To be honest, it no longer bothers me when an organization does not embrace all that we suggest in The Latent Cause Experience.  It’s not that I’ve given up on them -- it’s that I’ve learned to change my focus.  Whereas I used to be upset when things were not happening at my pace, or as I expected, I am now content  at the glimpses of change that I am seeing.  In other words, I’ve learned to focus on helping individual people, one at a time -- starting with me. Remember one of our bottom-line questions:

What is it about the way I am that contributes to the problems around me?

Individuals ask, and then answer this question -- not corporations.  Individuals can do this whether their corporations want them to or not!  If we instill the need to be introspective within individuals, the world that surrounds them will change in ways we cannot have foretold.  The river reaches places the source never knows.

Interested to Learn More?

If you need more materials to help you with your latent cause journey, I have tons of materialssprawled across the website available for your downloads.

4 comments:

Adeline Heng said...


Love the post!

Ayman Sulaiman said...


Something different way of thinking,
may be new, but feeling it is around my soul need to read more

Bill Wilson said...

Hi Bob! This is such a personal and introspective post... something I'm now remembering is a real hallmark of your writing. In fact, I don't think I've seen anyone else write about root cause the way that you do; it's very powerful without being overbearing. (My own writing, in comparison, vacillates between "workaday" and "ivory tower"... but I try.)

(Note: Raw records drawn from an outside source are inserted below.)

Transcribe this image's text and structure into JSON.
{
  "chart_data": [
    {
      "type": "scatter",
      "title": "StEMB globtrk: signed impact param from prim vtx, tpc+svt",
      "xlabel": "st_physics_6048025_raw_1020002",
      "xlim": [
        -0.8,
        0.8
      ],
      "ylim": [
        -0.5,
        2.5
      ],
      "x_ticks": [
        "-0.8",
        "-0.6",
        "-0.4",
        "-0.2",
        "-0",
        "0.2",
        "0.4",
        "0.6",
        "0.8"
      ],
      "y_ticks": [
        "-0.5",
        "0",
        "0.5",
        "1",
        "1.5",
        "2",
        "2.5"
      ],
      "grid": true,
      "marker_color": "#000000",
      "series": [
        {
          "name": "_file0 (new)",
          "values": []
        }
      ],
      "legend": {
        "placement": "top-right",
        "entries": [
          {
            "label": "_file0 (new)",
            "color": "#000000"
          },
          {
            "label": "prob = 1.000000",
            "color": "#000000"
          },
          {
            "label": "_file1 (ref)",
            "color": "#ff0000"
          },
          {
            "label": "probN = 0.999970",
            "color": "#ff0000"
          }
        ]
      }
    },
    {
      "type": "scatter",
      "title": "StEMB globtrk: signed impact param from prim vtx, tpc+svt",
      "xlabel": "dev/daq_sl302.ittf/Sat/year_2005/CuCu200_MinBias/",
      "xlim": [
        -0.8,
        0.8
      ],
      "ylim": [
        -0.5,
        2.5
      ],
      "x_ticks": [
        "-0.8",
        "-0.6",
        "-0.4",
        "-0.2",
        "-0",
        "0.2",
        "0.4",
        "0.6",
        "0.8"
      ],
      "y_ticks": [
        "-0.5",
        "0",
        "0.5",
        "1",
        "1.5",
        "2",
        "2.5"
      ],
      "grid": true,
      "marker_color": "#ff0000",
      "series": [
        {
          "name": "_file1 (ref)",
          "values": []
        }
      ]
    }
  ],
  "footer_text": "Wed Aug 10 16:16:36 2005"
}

You know, it strikes me that your call to change individuals one-at-a-time instead of "changing the world" is very kaizen in nature... at least in the common western interpretation of the word, i.e. continual on-going improvement in small, discrete steps. It seems like this is how cultures must change, at least until a tipping point or critical mass is attained. Perhaps this is the only means of achieving culture change that is actually sustainable?

Regards,
Bill

C. Robert Nelms said...

Hi Bill,

Thanks so much for commenting. I do miss communicating with you, and often regret not having done more with the "rootcauselive" idea many years ago. Nevertheless, I always perk up when I see your posts, and certain perked up when I saw your comment here. All the best.